My analysis of ad hoc solution applies to all fields of rational inquiry insofar as these fields aim to provide explanations. This is an advantage over other accounts of ad hoccery, which all focus on ad hoc hypotheses that answer to empirical anomalies. Still, other definitions of ad hoccery can supplement (Ad Hoc). (Thanks to a reviewer for this journal for suggesting this to me.) (Ad Hoc) does not detail when a diagnosis or explanation is not good enough. Here Leplin's (Reference Leplin1975) discussion about ad hoccery might be useful: it may be that the explanation is no good because it fails to be fundamental or because it cannot be generalized. Or one might agree with Schindler (Reference Schindler2018) that a good explanation must cohere with relevant background theories to be satisfactory.

This also shows that (Ad Hoc) can explain why there are so many different definitions of ‘ad hoc hypothesis’ in the philosophy of science: because there are competing notions of what a good scientific explanation looks like. For example, Popper famously held that a good scientific explanation is falsifiable. It is no wonder, then, that he considered lack of testability—that is, nonfalsifiability—a cornerstone of ad hoccery. Similarly, those who think good explanations are generalizable will likely consider ungeneralizable solutions ad hoc.

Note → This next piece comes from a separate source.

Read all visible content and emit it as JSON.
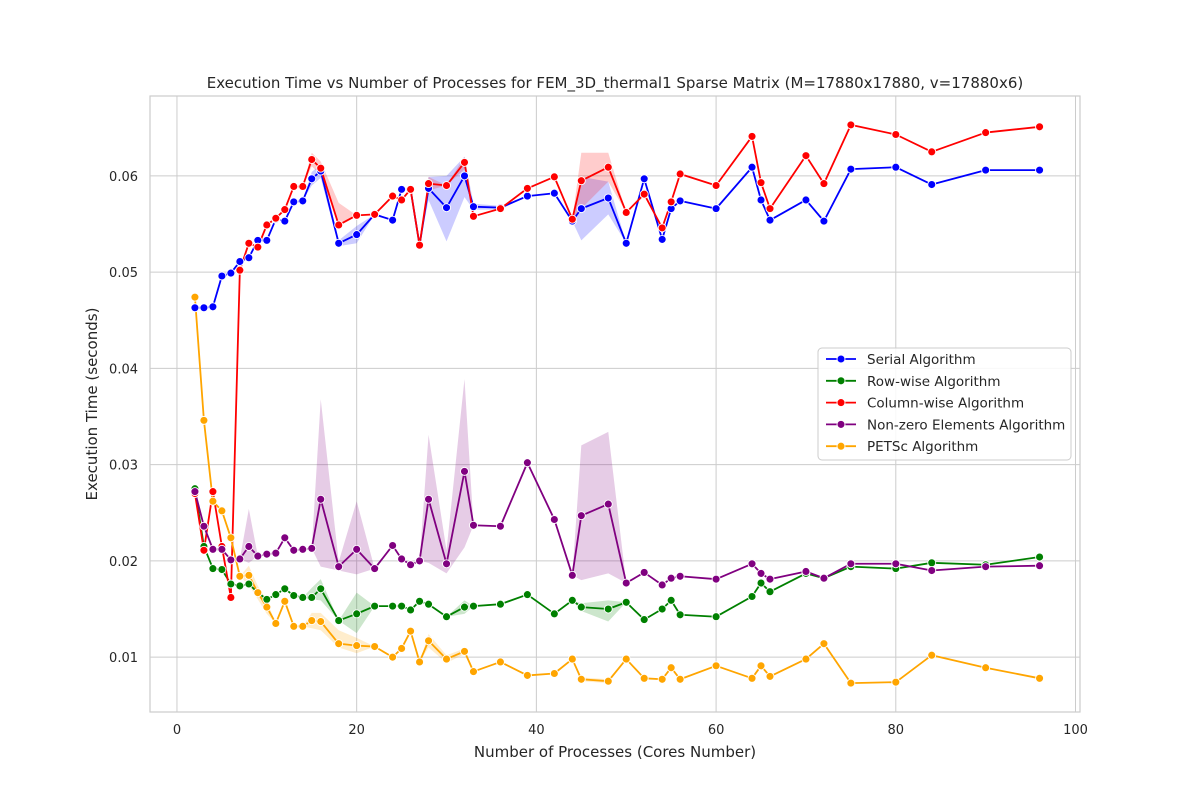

Because explanation is what distinguishes ad hoc solutions from genuine solutions, we should thus investigate explanations to gain a better understanding of ad hoccery. Given the current interest in explanation—both in the philosophy of science (Lange Reference Lange2016; Lipton Reference Lipton2004; Reutlinger and Saatsi Reference Reutlinger and Saatsi2018; Woodward Reference Woodward2003) and in metaphysics (Correia and Schnieder Reference Correia and Schnieder2012; Kment Reference Kment2014; Ruben Reference Ruben2012)—our understanding of ad hoccery is bound to grow in the foreseeable future.

Footnotes

I am grateful to the Swedish Research Council (Vetenskapsrådet International Postdoc Grant 2017-06160_3) and the Dutch Research Council (NWO grant VI.Veni.201F.006 ‘The Whole Explanation, Part by Part’) for funding my research. This paper was presented at the Higher Seminar in Lund in 2021: thanks to the audience for their constructive feedback. Thanks also to Chris Daly, Hein van den Berg, Ylwa Sjölin Wirling, and three anonymous reviewers for this journal for comments on a previous draft of this paper. Finally, I am especially grateful to David Liggins for the many entertaining and enlightening discussions we had on ad hoccery and for his extensive comments on multiple versions of this paper.